Il Giudice a quo, pur enunciando correttamente il principio sotteso alla norma invocata, avrebbe fatto errata applicazione dell’art. 342 c.p.c. ritenendo che l’appello proposto dalla NOME COGNOME possedesse i requisiti prescritti dalla disposizione richiamata mentre, dall’esame dell’atto di appello – riportato in ricorso emergerebbe ictu oculi l’assenza dei requisiti prescritti dai nn. 1 e 2 dell’art. 342 c.p.c. a pena di inammissibilità.
In particolare, l’intero appello si sostanziava in una autoreferenziale riaffermazione di argomenti difensivi già svolti nel giudizio di primo grado, destituita però di qualsivoglia approccio critico alla sentenza.
1.1 Il primo motivo di ricorso è infondato.

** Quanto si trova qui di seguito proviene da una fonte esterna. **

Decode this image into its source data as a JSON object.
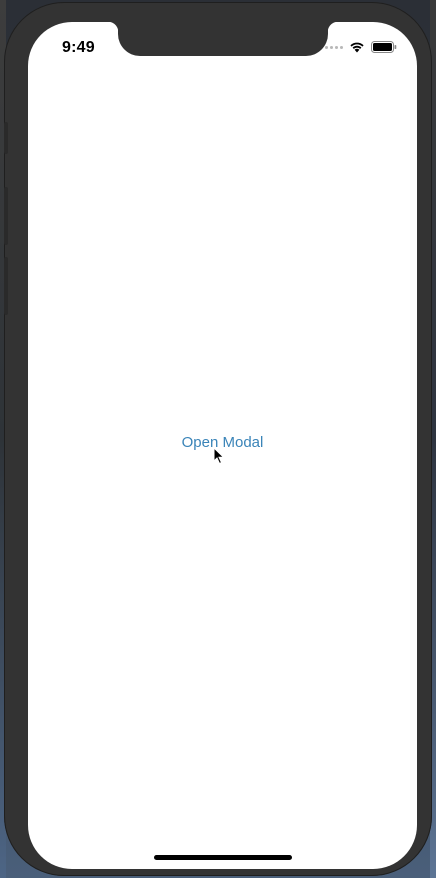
{
  "status_bar": {
    "time": "9:49",
    "icons": [
      "signal-dots-icon",
      "wifi-icon",
      "battery-icon"
    ]
  },
  "main": {
    "open_modal_label": "Open Modal"
  },
  "colors": {
    "link": "#3a84b8",
    "device_frame": "#333333",
    "screen_bg": "#ffffff"
  }
}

In proposito, è sufficiente richiamare l’orientamento espresso dalle Sezioni Unite con la sentenza n. 27199 del 2017 secondo cui: Gli artt. 342 e 434 c.p.c., nel testo formulato dal d.l. n. 83 del 2012, conv. con modif. dalla I. n. 134 del 2012, vanno interpretati nel senso che l’impugnazione deve contenere, a pena di inammissibilità, una chiara individuazione delle questioni e dei punti contestati della sentenza impugnata e, con essi, delle relative doglianze, affiancando alla parte volitiva una parte argomentativa che confuti e contrasti le ragioni addotte dal primo giudice, senza che occorra l’utilizzo di particolari forme sacramentali o la redazione di un progetto alternativo di decisione da contrapporre a quella di primo grado, tenuto conto della permanente natura di revisio prioris instantiae del giudizio di appello, il quale mantiene la sua diversità rispetto alle impugnazioni a critica vincolata. Si legge nella citata pronuncia che ciò che il nuovo testo dell’art. 342 c.p.c. esige è che le questioni e i punti contestati della sentenza impugnata siano chiaramente enucleati e con essi le relative doglianze; per cui, se il nodo critico è nella ricostruzione del fatto, esso deve essere indicato con la necessaria chiarezza, così come l’eventuale violazione di legge. Ne consegue che, così come potrebbe anche non sussistere alcuna violazione di legge, se la questione è tutta in fatto, analogamente potrebbe porsi soltanto una questione di corretta applicazione delle norme, magari per presunta erronea
sussunzione della fattispecie in un’ipotesi normativa diversa; il tutto, naturalmente, sul presupposto ineludibile della rilevanza della prospettata questione ai fini di una diversa decisione della controversia. Le sezioni Unite, pertanto, in linea di continuità con precedenti enunciazioni di questa Corte relative al testo precedente la riforma del 2012, hanno riaffermato che nell’atto di appello deve affiancarsi alla parte volitiva una parte argomentativa, che confuti e contrasti le ragioni addotte dal primo giudice. La maggiore o minore ampiezza e specificità delle doglianze ivi contenute sarà, pertanto, diretta conseguenza della motivazione assunta dalla decisione di primo grado. Ove le argomentazioni della sentenza impugnata dimostrino che le tesi della parte non sono state in effetti vagliate, l’atto di appello potrà anche consistere, con i dovuti adattamenti, in una ripresa delle linee difensive del primo grado, mentre è logico che la puntualità del giudice di primo grado nel confutare determinate argomentazioni richiederà una più specifica e rigorosa formulazione dell’atto di appello, che dimostri insomma di aver compreso quanto esposto dal giudice di primo grado offrendo spunti per una decisione diversa. Quello che viene richiesto – in nome del criterio della razionalizzazione del processo civile, che è in funzione del rispetto del principio costituzionale della ragionevole durata – è che la parte appellante ponga il giudice superiore in condizione di comprendere con chiarezza qual è il contenuto della censura proposta, dimostrando di aver compreso le ragioni del primo giudice e indicando il perché queste siano censurabili. Tutto ciò, inoltre, senza che all’appellante sia richiesto il rispetto di particolari forme sacramentali o comunque vincolate.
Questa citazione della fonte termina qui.